Laiana Wong, a linguist and Hawaiian language professor at UH Manoa, was at the Oahu immersion movement’s front lines. He was an early foot soldier, marching with his wife and two young sons to then-Gov. John Waihee’s office to rally for Hawaiian immersion programs before the state piloted two such schools in 1987.

Wong enrolled his first two sons, now adults, in that program. But by the time his third son, now 11, reached school age, Wong had a change of heart.

“Hawaiian language was in a desperate situation at the time so that (politics) was the focus,” he said.

But politics came to dominate the movement to the point where it may have “superseded” general education. Wong decided to enroll his youngest son at Kamehameha Schools after concluding that the quality of education at immersion schools — at least those on Oahu — didn’t cut it.

“I know people would be up in arms … looking at me as a sellout,” Wong said, emphasizing that he’s only speaking as a parent and professor who interacts with students who’ve graduated from immersion schools. “It was difficult because I had these illusions of my own identity being a certain thing and I had to go against that … I got disillusioned, not with the concept but with the execution.”

Wong wonders whether the movement’s vision for Hawaiian immersion has failed to take into account pressing philosophical and linguistic barriers, particularly the fundamental, often irreconcilable differences between Hawaiian and Western world views and expressions.

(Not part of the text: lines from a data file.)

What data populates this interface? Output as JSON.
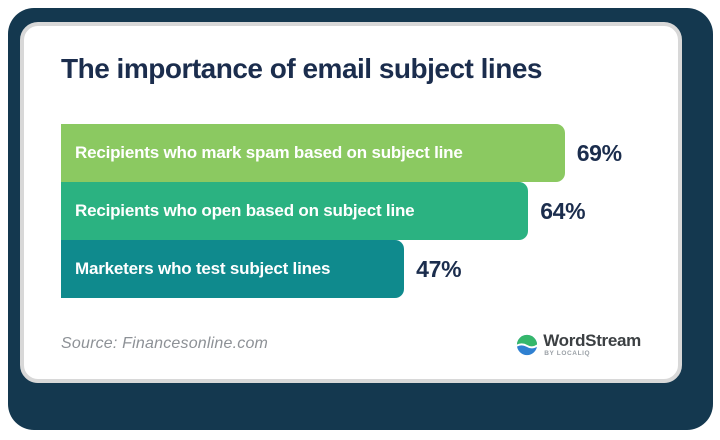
{
  "title": "The importance of email subject lines",
  "chart_data": {
    "type": "bar",
    "orientation": "horizontal",
    "title": "The importance of email subject lines",
    "categories": [
      "Recipients who mark spam based on subject line",
      "Recipients who open based on subject line",
      "Marketers who test subject lines"
    ],
    "values": [
      69,
      64,
      47
    ],
    "value_labels": [
      "69%",
      "64%",
      "47%"
    ],
    "bar_colors": [
      "#8BC961",
      "#2BB281",
      "#0F8A8D"
    ],
    "xlim": [
      0,
      100
    ],
    "grid": false,
    "legend": "none",
    "value_label_position": "outside-right"
  },
  "footer": {
    "source": "Source: Financesonline.com",
    "logo": {
      "brand": "WordStream",
      "byline": "by LOCALiQ",
      "icon": "wave-circle-icon",
      "icon_green": "#35B76B",
      "icon_blue": "#2F80D1"
    }
  },
  "colors": {
    "frame_navy": "#14384F",
    "text_navy": "#1B2D4D",
    "card_border": "#D8D8D8",
    "source_gray": "#8D9196"
  }
}
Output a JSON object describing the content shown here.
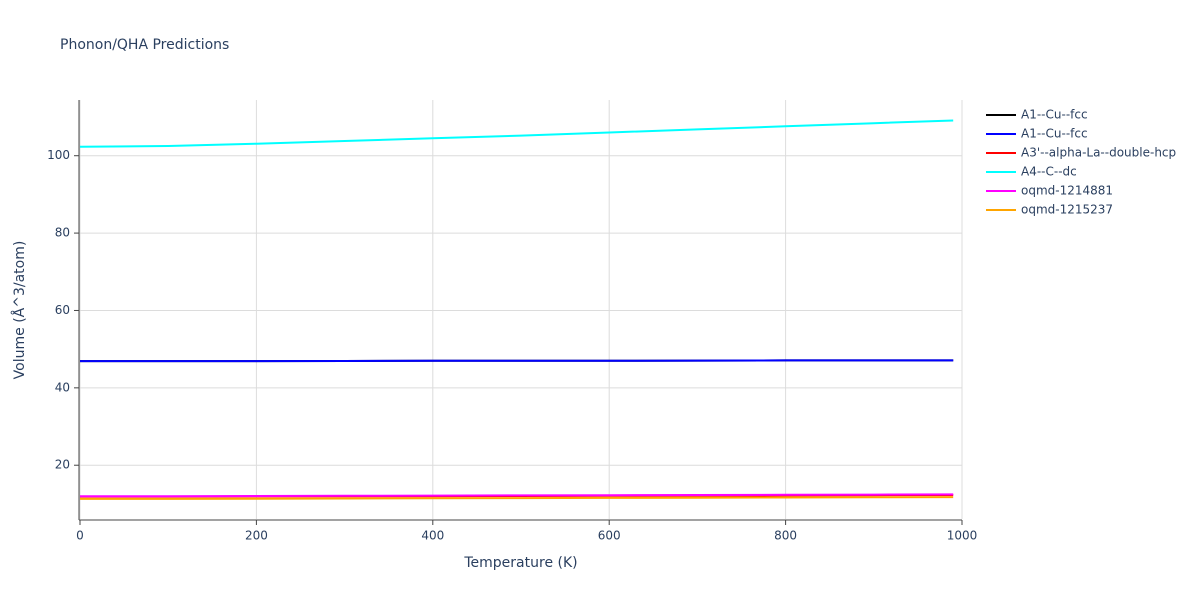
{
  "chart_data": {
    "type": "line",
    "title": "Phonon/QHA Predictions",
    "x_label": "Temperature (K)",
    "y_label": "Volume (Å^3/atom)",
    "x": [
      0,
      100,
      200,
      300,
      400,
      500,
      600,
      700,
      800,
      900,
      990
    ],
    "series": [
      {
        "name": "A1--Cu--fcc",
        "color": "#000000",
        "values": [
          46.9,
          46.9,
          46.9,
          46.95,
          47.0,
          47.0,
          47.0,
          47.05,
          47.1,
          47.1,
          47.1
        ]
      },
      {
        "name": "A1--Cu--fcc",
        "color": "#0000ff",
        "values": [
          46.9,
          46.9,
          46.9,
          46.95,
          47.0,
          47.0,
          47.0,
          47.05,
          47.1,
          47.1,
          47.1
        ]
      },
      {
        "name": "A3'--alpha-La--double-hcp",
        "color": "#ff0000",
        "values": [
          11.9,
          11.9,
          11.95,
          12.0,
          12.0,
          12.05,
          12.1,
          12.15,
          12.2,
          12.25,
          12.3
        ]
      },
      {
        "name": "A4--C--dc",
        "color": "#00ffff",
        "values": [
          102.3,
          102.5,
          103.1,
          103.8,
          104.5,
          105.2,
          106.0,
          106.8,
          107.6,
          108.4,
          109.1
        ]
      },
      {
        "name": "oqmd-1214881",
        "color": "#ff00ff",
        "values": [
          12.0,
          12.0,
          12.05,
          12.1,
          12.15,
          12.2,
          12.25,
          12.3,
          12.35,
          12.4,
          12.45
        ]
      },
      {
        "name": "oqmd-1215237",
        "color": "#ffa500",
        "values": [
          11.3,
          11.3,
          11.35,
          11.4,
          11.45,
          11.5,
          11.55,
          11.6,
          11.65,
          11.7,
          11.75
        ]
      }
    ],
    "xlim": [
      0,
      1000
    ],
    "xticks": [
      0,
      200,
      400,
      600,
      800,
      1000
    ],
    "ylim": [
      6.1,
      114.4
    ],
    "yticks": [
      20,
      40,
      60,
      80,
      100
    ],
    "grid": true,
    "legend": "right"
  }
}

“We don’t want to just translate our English into Hawaiian, and let that be it,” Wong said. “We’re speaking English in Hawaiian, and if that’s the case it doesn’t matter how fluent you are. You’re not reaching your goal.”

Nonetheless, Wong doesn’t regret his involvement in the movement.

“That’s what we were forced into doing in a way,” he said, adding that Hawaiian immersion education “wasn’t being provided, so that was the only option — well, the option that we thought of at the time.”

Harman, back on the bench outside of her sixth-grade classroom, acknowledged that schools such as Nawahi may not be suitable to everyone. “A lot of people still feel like it is such a gamble and … in its experimental stages,” she said.

But, she added, “Nawahi really gives a lot of hope to a lot of people. Even if (some parents) don’t send their kids here, in the back of their minds they’re always rooting for us.”